Saturday, January 21, 2006

Work, Utah, religion, publicity

I wrote this post in a sort of meandering way, so expect the main topic to slide around a bit.

Three years ago plus about a month, Sarah and I got married in Maranatha Baptist Church here in Logan. About a week later, I started working for WestWords, a college textbook compositor. We designed typesetting and book layouts, then published them all the way from red-inked manuscript to the printer.

I was especially proud of working on The Feynman Lectures on Physics. This is sort of the Holy Grail of physics textbooks, by Richard Feynman, a very popular guy for a Nobel Prize winner. They hadn't been corrected for decades. We worked on the definitive edition. I designed the mathematics typesetting that we used to enter corrections.

I also worked as the customer service point person for our company's software, MathMonarch. It stretched me a lot to work out problems with customers, with no training in business writing and such. I tried to act like their advocate and see things from their point of view.

Anyway, yesterday was my last day. I felt very ambivalent about leaving this job, which completed my longest continuous stint at any one workplace. I got another job for roughly equal pay, to do research for one of my professors at USU. It was a good career move and it will give me good scientist experience.

But I'll miss all the people I made friends with. Since I went to part-time when I started school in June 2004, I've felt some disconnection from them.

To be honest, too, because I live here in Utah and 80-90% of my co-workers were LDS, I felt somewhat disconnected from the dominant thing in their lives. I didn't have much way to share what they saw.

I remember early in the job, one of the managers, not with the company now, came and talked to someone who'd started when I did, about all their personal connections in the valley. Around here, family is intimately connected to religion and I felt very isolated.

I'd been through a pretty bad set of months just before starting at WestWords where I worked in a bottle factory as a temp (bought by Nalgene when I left). I had gotten into arguments, and even one shouting match about religion, even at work. I didn't have any sense of what should be public and private. I was very gung ho about being in Utah and shining my lonely Protestant light, adrift on a raft of orthodoxy, floating above an endless ocean of darkness. It didn't take me long to see the inadequacy of this viewpoint.

So at WestWords, I turned the other direction. most of my discussions about religion began and ended with the fact that I wasn't Mormon. I found it hard to follow my co-workers into their religious territory, even couched in very broad terms. If any of them reads this, I would want them to understand that I didn't blame them for this and I had no hard feelings. They were fish swimming in their own water. I learned a lot by listening to them talk about what their religion meant to them.

Now that I'm working elsewhere, I get to decide how public or private religion should be with my professors. Sarah gave me a necklace with a cross on it for Christmas. I asked for it because I wanted, among other things, to have a sort of physical expression of my inward belief. Maybe there is some parallel here to the Sacraments. Or, like CS Lewis said in Screwtape or somewhere, there is something different about praying in your head and praying aloud on your knees, because humans are physical beings, and physical movement alters the mental, emotional, and spiritual.

But I wear it under my shirt because the cross is not socially acceptable in Utah. The long practice of the LDS people is to regard wearing the cross as somewhat morbid and concentrating on the suffering of Christ rather than the resurrection of Christ. If you Google "mormon cross" you will run across the explanations (from Mormons and non-Mormons alike). I'm not trying to make big waves because of something that's on my shirt, so it stays hidden, just for me.
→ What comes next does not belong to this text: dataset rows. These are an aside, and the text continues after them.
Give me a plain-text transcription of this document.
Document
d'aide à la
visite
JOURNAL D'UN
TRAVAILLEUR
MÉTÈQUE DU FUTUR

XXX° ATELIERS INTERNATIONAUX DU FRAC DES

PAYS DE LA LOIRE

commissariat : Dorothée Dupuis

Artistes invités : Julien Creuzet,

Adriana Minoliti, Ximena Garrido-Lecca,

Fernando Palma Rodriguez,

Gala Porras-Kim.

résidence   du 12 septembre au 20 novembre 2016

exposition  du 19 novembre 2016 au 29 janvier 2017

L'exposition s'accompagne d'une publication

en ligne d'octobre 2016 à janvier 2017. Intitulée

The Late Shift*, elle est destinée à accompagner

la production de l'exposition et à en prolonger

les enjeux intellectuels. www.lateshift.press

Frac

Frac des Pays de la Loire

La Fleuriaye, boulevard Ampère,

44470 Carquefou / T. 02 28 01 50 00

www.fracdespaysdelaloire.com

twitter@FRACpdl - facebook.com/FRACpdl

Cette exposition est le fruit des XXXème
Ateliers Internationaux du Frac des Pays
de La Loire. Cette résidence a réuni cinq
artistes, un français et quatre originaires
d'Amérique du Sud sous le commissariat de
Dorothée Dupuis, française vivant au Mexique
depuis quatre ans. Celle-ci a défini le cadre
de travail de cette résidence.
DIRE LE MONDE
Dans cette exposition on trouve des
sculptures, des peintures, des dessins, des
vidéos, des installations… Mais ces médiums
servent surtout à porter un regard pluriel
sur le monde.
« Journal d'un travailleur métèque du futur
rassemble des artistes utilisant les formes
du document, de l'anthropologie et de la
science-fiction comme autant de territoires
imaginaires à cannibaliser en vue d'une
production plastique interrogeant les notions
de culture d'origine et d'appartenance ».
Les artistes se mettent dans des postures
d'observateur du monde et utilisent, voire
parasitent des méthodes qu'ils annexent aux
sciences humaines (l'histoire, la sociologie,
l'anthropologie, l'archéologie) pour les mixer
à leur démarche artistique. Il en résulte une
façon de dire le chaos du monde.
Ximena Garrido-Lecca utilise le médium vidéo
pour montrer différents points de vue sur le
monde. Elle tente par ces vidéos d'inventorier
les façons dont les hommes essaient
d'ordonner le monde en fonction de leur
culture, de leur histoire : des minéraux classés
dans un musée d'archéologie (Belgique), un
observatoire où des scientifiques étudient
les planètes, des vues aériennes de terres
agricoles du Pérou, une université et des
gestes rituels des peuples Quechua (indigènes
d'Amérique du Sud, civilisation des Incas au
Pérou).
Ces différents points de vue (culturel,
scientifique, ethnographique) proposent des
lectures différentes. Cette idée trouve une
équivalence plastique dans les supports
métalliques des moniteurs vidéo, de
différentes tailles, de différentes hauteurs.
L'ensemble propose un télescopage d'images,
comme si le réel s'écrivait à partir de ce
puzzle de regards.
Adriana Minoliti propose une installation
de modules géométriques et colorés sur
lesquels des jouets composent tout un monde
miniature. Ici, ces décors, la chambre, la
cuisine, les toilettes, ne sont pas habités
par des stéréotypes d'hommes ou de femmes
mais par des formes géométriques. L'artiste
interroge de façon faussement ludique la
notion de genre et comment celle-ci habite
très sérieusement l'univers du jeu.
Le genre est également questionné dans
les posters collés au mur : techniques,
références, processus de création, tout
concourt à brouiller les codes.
[digression: Incidentally, there is an interesting thread at about making waves for Christ through the wearing of shirts, particularly shirts with quasi-Christian messages calculated to shock or offend. I wrote a comment there that probably makes more sense if you read the discussion it refers to.]

Still, by accident, I've had it out in front of both of my professors, and this is only the third week of the semester.

Starting Monday, I have one class-hour on Mondays, Wednesdays, and Fridays, a meeting for my research on Mondays, and a meeting for my independent-study class, meeting at, well, irregular intervals. Five hours are spoken for. The rest of my time is my own.

And so again, I'm ambivalent. It's a stunning opportunity to show what I'm made of, how responsibly I can manage my time, and what a career in research might feel like. But I don't have as much direction, nor a manager, nor insulation from bureaucracies, nor co-workers. I could get pretty stir-crazy in my cave. Time will tell, I guess.